Trust me, I’ve heard it from other people too. The Chainlink was never designed to replace the CCM list or Critical Mass. I wasn’t even really on Critical Mass. What it’s doing is opening up these conversations to so many more people. When we poled people a while back using Zoomerang, we found that about 75% of the people who are on the site are not a member of any bike group. I call them “un-grouped.” There are just kind of like little islands of cyclists who weren’t privy to the conversations on the CCM list.

There are thousands of cyclists out there and there were, I think, 500 people on the CCM list and maybe 50 members of Chicago Cycling Club. There are so many people who are un-grouped.
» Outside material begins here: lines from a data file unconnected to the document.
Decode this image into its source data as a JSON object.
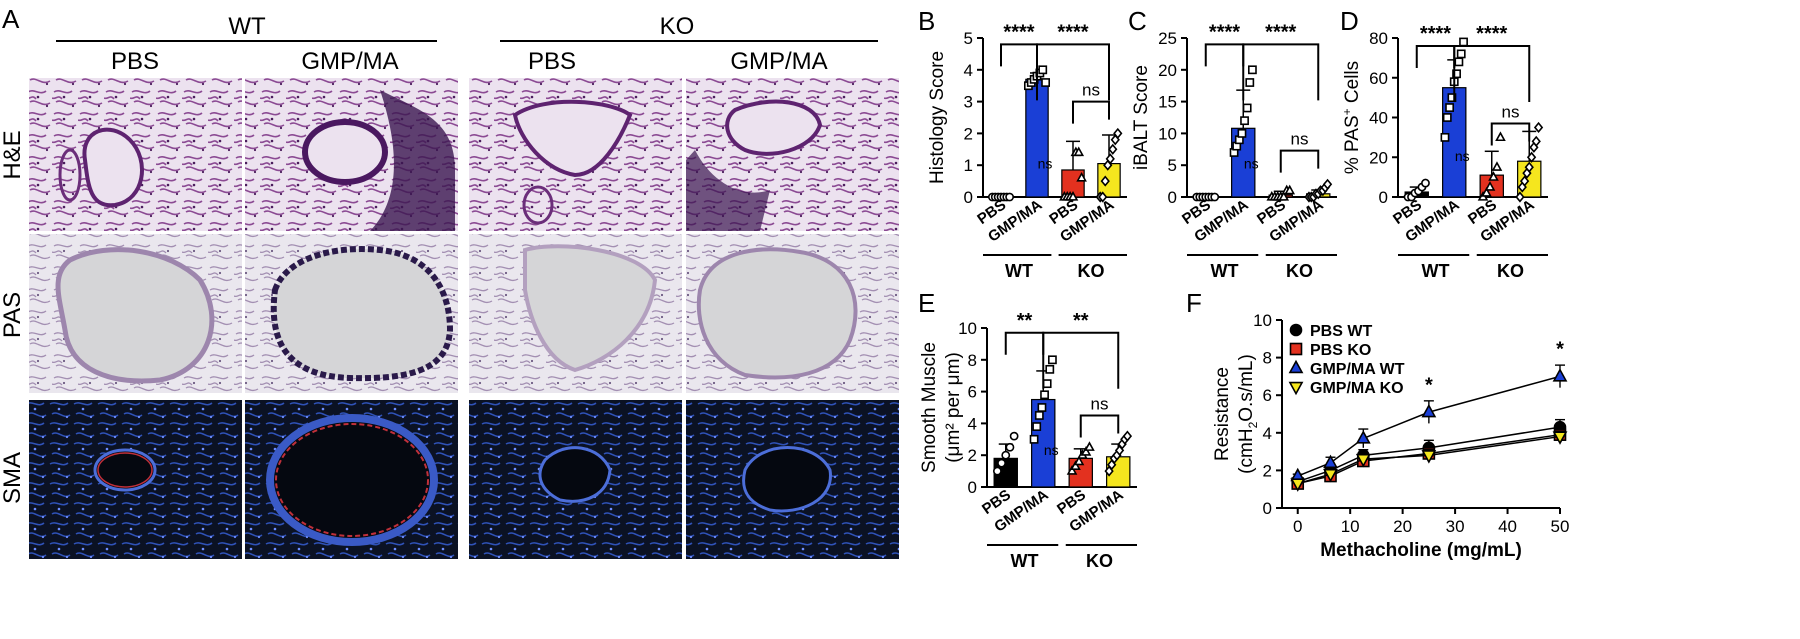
{
  "panel_letters": {
    "A": "A",
    "B": "B",
    "C": "C",
    "D": "D",
    "E": "E",
    "F": "F"
  },
  "micrograph": {
    "group_labels": [
      "WT",
      "KO"
    ],
    "column_labels": [
      "PBS",
      "GMP/MA",
      "PBS",
      "GMP/MA"
    ],
    "row_labels": [
      "H&E",
      "PAS",
      "SMA"
    ],
    "colors": {
      "he_bg": "#ece2ef",
      "he_tissue": "#7d3a86",
      "he_dense": "#3b1650",
      "pas_bg": "#e8e6ec",
      "pas_tissue": "#a995b5",
      "pas_dark": "#2a1a4a",
      "sma_bg": "#0a1020",
      "sma_tissue": "#2d4fb0",
      "sma_red": "#c0303a"
    }
  },
  "categories": [
    "PBS",
    "GMP/MA",
    "PBS",
    "GMP/MA"
  ],
  "group_labels": [
    "WT",
    "KO"
  ],
  "bar_colors": [
    "#000000",
    "#1a3fd6",
    "#e3311f",
    "#f5e61e"
  ],
  "chart_data": [
    {
      "panel": "B",
      "type": "bar",
      "ylabel": "Histology Score",
      "ylim": [
        0,
        5
      ],
      "yticks": [
        0,
        1,
        2,
        3,
        4,
        5
      ],
      "categories": [
        "PBS",
        "GMP/MA",
        "PBS",
        "GMP/MA"
      ],
      "values": [
        0,
        3.7,
        0.85,
        1.05
      ],
      "errors": [
        0,
        0.2,
        0.9,
        0.9
      ],
      "points": [
        [
          0,
          0,
          0,
          0,
          0,
          0,
          0
        ],
        [
          3.5,
          3.6,
          3.7,
          3.8,
          3.9,
          4.0,
          3.6
        ],
        [
          0,
          0,
          0,
          0,
          1.4,
          1.4,
          0.6
        ],
        [
          0,
          0,
          0.5,
          1,
          1.2,
          1.5,
          1.8,
          2.0
        ]
      ],
      "annotations": [
        {
          "from": 0,
          "to": 1,
          "label": "****",
          "y": 4.8
        },
        {
          "from": 1,
          "to": 3,
          "label": "****",
          "y": 4.8
        },
        {
          "from": 2,
          "to": 3,
          "label": "ns",
          "y": 3.0
        },
        {
          "at": 1,
          "label": "ns",
          "y": 0.9
        }
      ]
    },
    {
      "panel": "C",
      "type": "bar",
      "ylabel": "iBALT Score",
      "ylim": [
        0,
        25
      ],
      "yticks": [
        0,
        5,
        10,
        15,
        20,
        25
      ],
      "categories": [
        "PBS",
        "GMP/MA",
        "PBS",
        "GMP/MA"
      ],
      "values": [
        0,
        10.8,
        0.3,
        0.5
      ],
      "errors": [
        0,
        6,
        0.6,
        0.6
      ],
      "points": [
        [
          0,
          0,
          0,
          0,
          0,
          0,
          0
        ],
        [
          7,
          8,
          9,
          10,
          12,
          14,
          18,
          20
        ],
        [
          0,
          0,
          0,
          0,
          0,
          1,
          1
        ],
        [
          0,
          0,
          0,
          0.5,
          0.5,
          1,
          1,
          1.5,
          2
        ]
      ],
      "annotations": [
        {
          "from": 0,
          "to": 1,
          "label": "****",
          "y": 24
        },
        {
          "from": 1,
          "to": 3,
          "label": "****",
          "y": 24
        },
        {
          "from": 2,
          "to": 3,
          "label": "ns",
          "y": 7.3
        },
        {
          "at": 1,
          "label": "ns",
          "y": 4.5
        }
      ]
    },
    {
      "panel": "D",
      "type": "bar",
      "ylabel": "% PAS",
      "ylabel_sup": "+",
      "ylabel_tail": " Cells",
      "ylim": [
        0,
        80
      ],
      "yticks": [
        0,
        20,
        40,
        60,
        80
      ],
      "categories": [
        "PBS",
        "GMP/MA",
        "PBS",
        "GMP/MA"
      ],
      "values": [
        2.5,
        55,
        11,
        18
      ],
      "errors": [
        2.5,
        14,
        12,
        15
      ],
      "points": [
        [
          0,
          0,
          2,
          3,
          5,
          7
        ],
        [
          30,
          40,
          45,
          50,
          58,
          62,
          68,
          72,
          78
        ],
        [
          0,
          2,
          5,
          10,
          15,
          30
        ],
        [
          0,
          5,
          8,
          12,
          15,
          20,
          25,
          28,
          35
        ]
      ],
      "annotations": [
        {
          "from": 0,
          "to": 1,
          "label": "****",
          "y": 76
        },
        {
          "from": 1,
          "to": 3,
          "label": "****",
          "y": 76
        },
        {
          "from": 2,
          "to": 3,
          "label": "ns",
          "y": 37
        },
        {
          "at": 1,
          "label": "ns",
          "y": 18
        }
      ]
    },
    {
      "panel": "E",
      "type": "bar",
      "ylabel": "Smooth Muscle",
      "ylabel2": "(μm² per μm)",
      "ylim": [
        0,
        10
      ],
      "yticks": [
        0,
        2,
        4,
        6,
        8,
        10
      ],
      "categories": [
        "PBS",
        "GMP/MA",
        "PBS",
        "GMP/MA"
      ],
      "values": [
        1.8,
        5.5,
        1.8,
        1.9
      ],
      "errors": [
        0.9,
        1.8,
        0.6,
        0.8
      ],
      "points": [
        [
          1,
          1.5,
          2,
          2.5,
          3.2
        ],
        [
          3,
          3.8,
          4.5,
          5,
          5.8,
          6.5,
          7.4,
          8
        ],
        [
          1,
          1.3,
          1.6,
          2,
          2.2,
          2.5
        ],
        [
          1,
          1.4,
          1.8,
          2,
          2.3,
          2.7,
          3,
          3.2
        ]
      ],
      "annotations": [
        {
          "from": 0,
          "to": 1,
          "label": "**",
          "y": 9.7
        },
        {
          "from": 1,
          "to": 3,
          "label": "**",
          "y": 9.7
        },
        {
          "from": 2,
          "to": 3,
          "label": "ns",
          "y": 4.5
        },
        {
          "at": 1,
          "label": "ns",
          "y": 2
        }
      ]
    },
    {
      "panel": "F",
      "type": "line",
      "xlabel": "Methacholine (mg/mL)",
      "ylabel": "Resistance",
      "ylabel2_pre": "(cmH",
      "ylabel2_sub": "2",
      "ylabel2_post": "O.s/mL)",
      "xlim": [
        -3,
        50
      ],
      "xticks": [
        0,
        10,
        20,
        30,
        40,
        50
      ],
      "ylim": [
        0,
        10
      ],
      "yticks": [
        0,
        2,
        4,
        6,
        8,
        10
      ],
      "x": [
        0,
        6.25,
        12.5,
        25,
        50
      ],
      "series": [
        {
          "name": "PBS WT",
          "values": [
            1.4,
            2.0,
            2.8,
            3.2,
            4.3
          ],
          "errors": [
            0.1,
            0.2,
            0.3,
            0.4,
            0.4
          ],
          "color": "#000000",
          "marker": "circle"
        },
        {
          "name": "PBS KO",
          "values": [
            1.3,
            1.7,
            2.5,
            2.9,
            3.9
          ],
          "errors": [
            0.1,
            0.2,
            0.2,
            0.3,
            0.3
          ],
          "color": "#e3311f",
          "marker": "square"
        },
        {
          "name": "GMP/MA WT",
          "values": [
            1.7,
            2.4,
            3.7,
            5.1,
            7.0
          ],
          "errors": [
            0.1,
            0.3,
            0.5,
            0.6,
            0.6
          ],
          "color": "#1a3fd6",
          "marker": "triangle"
        },
        {
          "name": "GMP/MA KO",
          "values": [
            1.3,
            1.8,
            2.6,
            2.8,
            3.8
          ],
          "errors": [
            0.1,
            0.2,
            0.2,
            0.3,
            0.3
          ],
          "color": "#f5e61e",
          "marker": "triangle-down"
        }
      ],
      "annotations": [
        {
          "x": 25,
          "label": "*",
          "y": 6.2
        },
        {
          "x": 50,
          "label": "*",
          "y": 8.1
        }
      ]
    }
  ]
}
So this gives them an outlet.

Have any other unusual things come out of the Chainlink?

If they have I haven’t heard about it. I know that some people have gone on dates with people that they’ve met on a ride that they heard about through the site. Or somebody friended someone and they started talking about something and wound up going on dates. But we don’t have any Chainlink babies yet.

8 comments:

Bob said...

Good article. Thanks, John. I signed up for Chainlink early on, and it was nice to learn a little more about it, about Leah, and how it serves a balance between a mailing list and a group.

There's so much stuff written now it's hard to keep up with everything!

Anonymous said...

Chainlink has been around since early 2009.